Falamos há pouco sobre a “novidade” no Diretório Nacional do PT: o grupo de Lula, após 13 anos, perdeu a maioria. E também a perdeu na Executiva Nacional, que controla o dia-a-dia do partido. A todos nós de fora, quase que dá tudo no mesmo, mas lá dentro a história é outra.

E o que isso indica?

A primeira aposta seria um radicalismo à esquerda, considerando sobretudo novas lideranças internas mais ligadas à militância de base, como o senador Lindbergh Farias, que no último encontro do partido foi tratado por parte da militância como se fosse um anti-Lula. Não por acaso, aliás, grupos majoritários adotam também alguns discursos de maior extremismo esquerdista, mas talvez os filiados já não se convençam.

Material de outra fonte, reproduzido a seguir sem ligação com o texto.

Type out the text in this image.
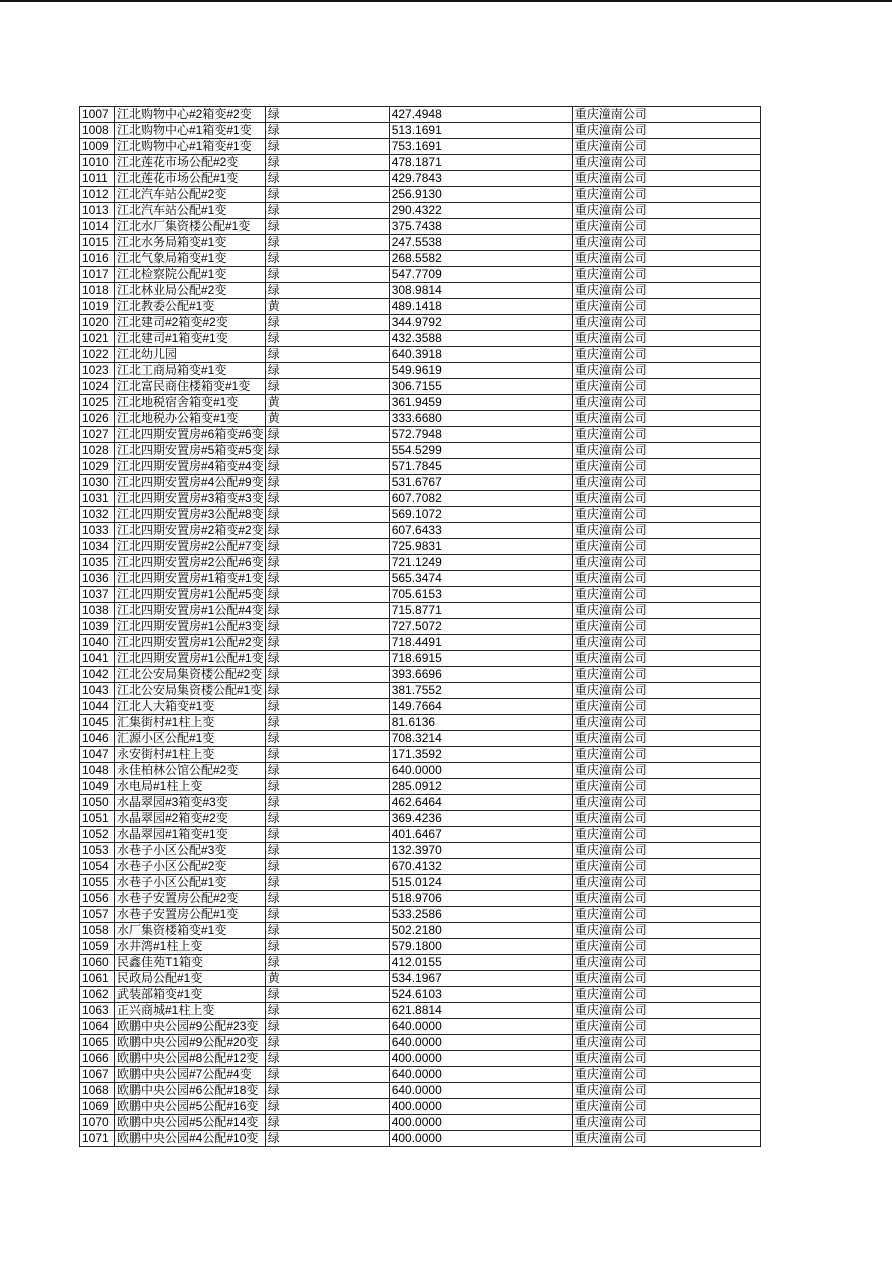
1007	江北购物中心#2箱变#2变	绿	427.4948	重庆潼南公司
1008	江北购物中心#1箱变#1变	绿	513.1691	重庆潼南公司
1009	江北购物中心#1箱变#1变	绿	753.1691	重庆潼南公司
1010	江北莲花市场公配#2变	绿	478.1871	重庆潼南公司
1011	江北莲花市场公配#1变	绿	429.7843	重庆潼南公司
1012	江北汽车站公配#2变	绿	256.9130	重庆潼南公司
1013	江北汽车站公配#1变	绿	290.4322	重庆潼南公司
1014	江北水厂集资楼公配#1变	绿	375.7438	重庆潼南公司
1015	江北水务局箱变#1变	绿	247.5538	重庆潼南公司
1016	江北气象局箱变#1变	绿	268.5582	重庆潼南公司
1017	江北检察院公配#1变	绿	547.7709	重庆潼南公司
1018	江北林业局公配#2变	绿	308.9814	重庆潼南公司
1019	江北教委公配#1变	黄	489.1418	重庆潼南公司
1020	江北建司#2箱变#2变	绿	344.9792	重庆潼南公司
1021	江北建司#1箱变#1变	绿	432.3588	重庆潼南公司
1022	江北幼儿园	绿	640.3918	重庆潼南公司
1023	江北工商局箱变#1变	绿	549.9619	重庆潼南公司
1024	江北富民商住楼箱变#1变	绿	306.7155	重庆潼南公司
1025	江北地税宿舍箱变#1变	黄	361.9459	重庆潼南公司
1026	江北地税办公箱变#1变	黄	333.6680	重庆潼南公司
1027	江北四期安置房#6箱变#6变	绿	572.7948	重庆潼南公司
1028	江北四期安置房#5箱变#5变	绿	554.5299	重庆潼南公司
1029	江北四期安置房#4箱变#4变	绿	571.7845	重庆潼南公司
1030	江北四期安置房#4公配#9变	绿	531.6767	重庆潼南公司
1031	江北四期安置房#3箱变#3变	绿	607.7082	重庆潼南公司
1032	江北四期安置房#3公配#8变	绿	569.1072	重庆潼南公司
1033	江北四期安置房#2箱变#2变	绿	607.6433	重庆潼南公司
1034	江北四期安置房#2公配#7变	绿	725.9831	重庆潼南公司
1035	江北四期安置房#2公配#6变	绿	721.1249	重庆潼南公司
1036	江北四期安置房#1箱变#1变	绿	565.3474	重庆潼南公司
1037	江北四期安置房#1公配#5变	绿	705.6153	重庆潼南公司
1038	江北四期安置房#1公配#4变	绿	715.8771	重庆潼南公司
1039	江北四期安置房#1公配#3变	绿	727.5072	重庆潼南公司
1040	江北四期安置房#1公配#2变	绿	718.4491	重庆潼南公司
1041	江北四期安置房#1公配#1变	绿	718.6915	重庆潼南公司
1042	江北公安局集资楼公配#2变	绿	393.6696	重庆潼南公司
1043	江北公安局集资楼公配#1变	绿	381.7552	重庆潼南公司
1044	江北人大箱变#1变	绿	149.7664	重庆潼南公司
1045	汇集街村#1柱上变	绿	81.6136	重庆潼南公司
1046	汇源小区公配#1变	绿	708.3214	重庆潼南公司
1047	永安街村#1柱上变	绿	171.3592	重庆潼南公司
1048	永佳柏林公馆公配#2变	绿	640.0000	重庆潼南公司
1049	水电局#1柱上变	绿	285.0912	重庆潼南公司
1050	水晶翠园#3箱变#3变	绿	462.6464	重庆潼南公司
1051	水晶翠园#2箱变#2变	绿	369.4236	重庆潼南公司
1052	水晶翠园#1箱变#1变	绿	401.6467	重庆潼南公司
1053	水巷子小区公配#3变	绿	132.3970	重庆潼南公司
1054	水巷子小区公配#2变	绿	670.4132	重庆潼南公司
1055	水巷子小区公配#1变	绿	515.0124	重庆潼南公司
1056	水巷子安置房公配#2变	绿	518.9706	重庆潼南公司
1057	水巷子安置房公配#1变	绿	533.2586	重庆潼南公司
1058	水厂集资楼箱变#1变	绿	502.2180	重庆潼南公司
1059	水井湾#1柱上变	绿	579.1800	重庆潼南公司
1060	民鑫佳苑T1箱变	绿	412.0155	重庆潼南公司
1061	民政局公配#1变	黄	534.1967	重庆潼南公司
1062	武装部箱变#1变	绿	524.6103	重庆潼南公司
1063	正兴商城#1柱上变	绿	621.8814	重庆潼南公司
1064	欧鹏中央公园#9公配#23变	绿	640.0000	重庆潼南公司
1065	欧鹏中央公园#9公配#20变	绿	640.0000	重庆潼南公司
1066	欧鹏中央公园#8公配#12变	绿	400.0000	重庆潼南公司
1067	欧鹏中央公园#7公配#4变	绿	640.0000	重庆潼南公司
1068	欧鹏中央公园#6公配#18变	绿	640.0000	重庆潼南公司
1069	欧鹏中央公园#5公配#16变	绿	400.0000	重庆潼南公司
1070	欧鹏中央公园#5公配#14变	绿	400.0000	重庆潼南公司
1071	欧鹏中央公园#4公配#10变	绿	400.0000	重庆潼南公司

O grande problema é que isso dura até a página dois. Novos grupos ocupam posições estratégicas e de influência, adotando discursos bem mais ideologicamente “exaltados” (chamemos assim), porém a vida prática é outra conversa. Para conseguir poder fora da estrutura partidária é preciso ganhar eleições e, exceto nas proporcionais, isso fica impossível sem conciliação.

E aí o radicalismo do discurso tende a ir um pouco pelo ralo. No fim, a aposta mais segura seria acreditar apenas num “pós-Lula”. Algo que cedo ou tarde aconteceria.